The reviews I read of this book sounded positive but a bit lukewarm, and when my book club chose it, I wasn’t expecting to appreciate it quite as much as I did. When I read other reviews of this beautifully written book, the evocation of Lagnado’s lost world seemed to be touted as its major selling point. Like other reviewers, I also found myself taken with the descriptions of 1940s Cairo. The sights and smells, and the overall atmosphere – there was something so romantic and sensuous about it, like being transported to a magical world. What I found at least equally compelling, though, was the honest way in which Lagnado evoked her family members in their full complexity, neither idealizing them for their merits nor demonizing them for their flaws.
Lagnado’s maternal grandmother, Alexandra, grew up rich and spoiled and, as a naïve 18-year-old, impulsively eloped with the wrong man. Cut off by her parents and eventually abandoned by her husband with two small children to take care of, Alexandra was ill-equipped for a life of poverty and couldn’t care properly for her children. Lagnado’s portrait of Alexandra managed to be sympathetic while unstintingly honest about her neglect of her often starving children. As I read about Alexandra skimming off a bit of money from the relatives’ handouts they survived on to leave her unsupervised children locked in the house for hours as she went to the movies and paced aimlessly through the streets of Cairo, I was surprised by how compassionate I felt to this poor woman’s plight, even as I was horrified on her children’s behalf. Kudos to Lagnado for her ability to arouse such a complicated and three-dimensional reaction in her reader.
Alexandra’s older child, Edith (Lagnado’s mother), somehow managed to create a decent life for herself by age 20, an impressive feat considering her tragic childhood and the real limitations for women growing up in 1930s Cairo. Against all odds, Edith completed her education and obtained a coveted teaching position in a highly prestigious school, whereby she ended up supporting her mother who had never worked and didn’t understand the concept (Alexandra entered adult life not even knowing how to brush her own hair). It was at this point that she met Leon Lagnado, a wealthy 40-something bachelor who was a bundle of contradictions – both devoutly religious and a hedonistic consumer of gambling, nightlife, and women, for one thing. In a highly romantic encounter, Leon spotted Edith sipping coffee with her mother in a café and sent a note to her table, beginning their courtship.
While Leon did turn out to be more reliable than Edith’s father was, the marriage was rocky pretty much from the get-go.
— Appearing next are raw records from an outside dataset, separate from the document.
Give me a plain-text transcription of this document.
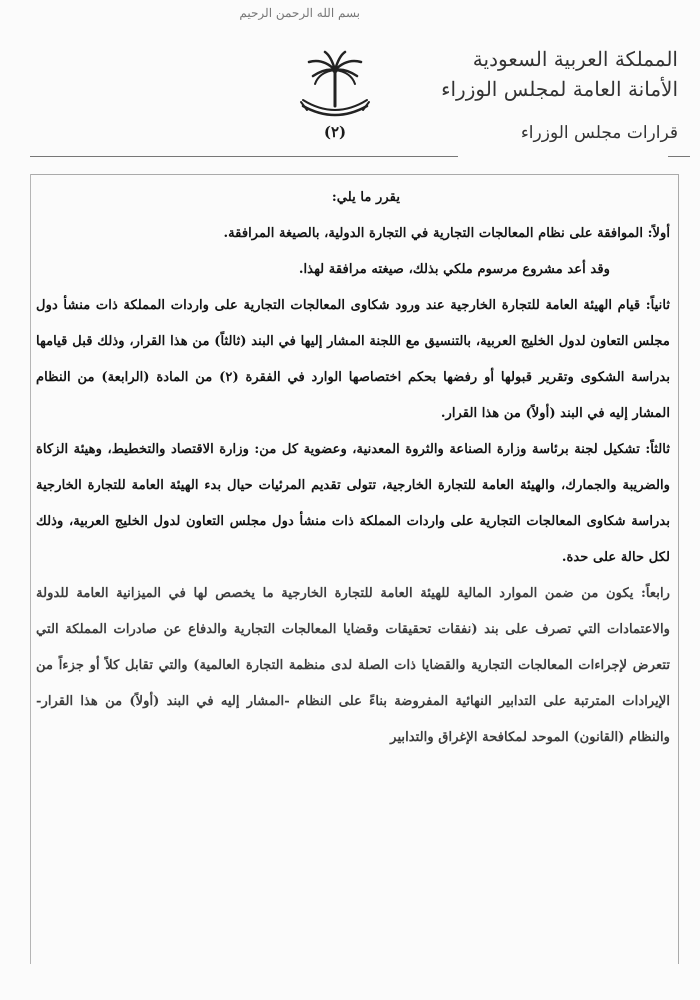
بسم الله الرحمن الرحيم
(٢)
المملكة العربية السعودية
الأمانة العامة لمجلس الوزراء
قرارات مجلس الوزراء

يقرر ما يلي:

أولاً: الموافقة على نظام المعالجات التجارية في التجارة الدولية، بالصيغة المرافقة.

وقد أعد مشروع مرسوم ملكي بذلك، صيغته مرافقة لهذا.

ثانياً: قيام الهيئة العامة للتجارة الخارجية عند ورود شكاوى المعالجات التجارية على واردات المملكة ذات منشأ دول مجلس التعاون لدول الخليج العربية، بالتنسيق مع اللجنة المشار إليها في البند (ثالثاً) من هذا القرار، وذلك قبل قيامها بدراسة الشكوى وتقرير قبولها أو رفضها بحكم اختصاصها الوارد في الفقرة (٢) من المادة (الرابعة) من النظام المشار إليه في البند (أولاً) من هذا القرار.

ثالثاً: تشكيل لجنة برئاسة وزارة الصناعة والثروة المعدنية، وعضوية كل من: وزارة الاقتصاد والتخطيط، وهيئة الزكاة والضريبة والجمارك، والهيئة العامة للتجارة الخارجية، تتولى تقديم المرئيات حيال بدء الهيئة العامة للتجارة الخارجية بدراسة شكاوى المعالجات التجارية على واردات المملكة ذات منشأ دول مجلس التعاون لدول الخليج العربية، وذلك لكل حالة على حدة.

رابعاً: يكون من ضمن الموارد المالية للهيئة العامة للتجارة الخارجية ما يخصص لها في الميزانية العامة للدولة والاعتمادات التي تصرف على بند (نفقات تحقيقات وقضايا المعالجات التجارية والدفاع عن صادرات المملكة التي تتعرض لإجراءات المعالجات التجارية والقضايا ذات الصلة لدى منظمة التجارة العالمية) والتي تقابل كلاً أو جزءاً من الإيرادات المترتبة على التدابير النهائية المفروضة بناءً على النظام -المشار إليه في البند (أولاً) من هذا القرار- والنظام (القانون) الموحد لمكافحة الإغراق والتدابير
Charming and self-centered, Leon did not see marriage or even parenthood as sufficient reason to abandon the nightlife he so loved. The story is a familiar one – Edith became increasingly depressed and less attractive, especially after she suffered a terrible illness and the loss of a child; Leon withdrew further, becoming an even more self-absorbed and impatient husband. The family, which grew to include four children, was unhappy, and Edith eventually threatened divorce but ultimately caved to external pressure not to go through with it, to her eternal regret.
In the backdrop of the family’s increasing upheaval, the birth of the State of Israel and Nasser’s rise to power created even more instability as the extended family began to leave Egypt in droves and the formerly thriving Jewish community of Cairo started to disintegrate. The once-harmonious relations Cairo Jews enjoyed with their Muslim neighbors gave way to hostility and fear, and Lagnado’s family too made reluctant plans to leave their beloved Cairo. Leon stalled, though, and then suffered a tragic accident which further delayed the family’s exodus from Egypt.
When the family was finally forced to leave Egypt in a sad convergence of family and political crises, they were not permitted to take any of their fortune with them and literally went from riches to rags overnight. After a short-term stint in Paris, the Lagnados ended up in America where they had to deal with unsympathetic immigration social workers, landlord troubles, and their rebellious teenage children, who were rejecting the family’s religious practices in favor of embracing American norms. Leon, the formerly proud, well-dressed boulevardier, was reduced to a broken, elderly necktie and textile salesman in poor health, barely eking out an income and financially dependent on his teenage son. To make matters worse, there was the problem of Loulou’s (Lucette’s moniker) recurring mysterious and serious illness, eventually diagnosed as Hodgkins’ disease, which began when she was a small child in Egypt and resurfaced in a more advanced stage in America after an apparent remission period.
While this book did have its occasional self-indulgent-memoir moments, they were rare and detracted little from its readability. Overall, The Man in the White Sharkskin Suit read like an enjoyable and multifaceted novel of a complicated family and their immigrant experience rather than like a memoir. It was sad, but as Lagnado herself wrote:
“For the longest time, I found the crumbly letters and telexes [later-unearthed communiques from her father:] too painful to read, until I realized that the story they told was redemptive – not about a family’s exile and loss but about one man’s sense of honor and personal responsibility.”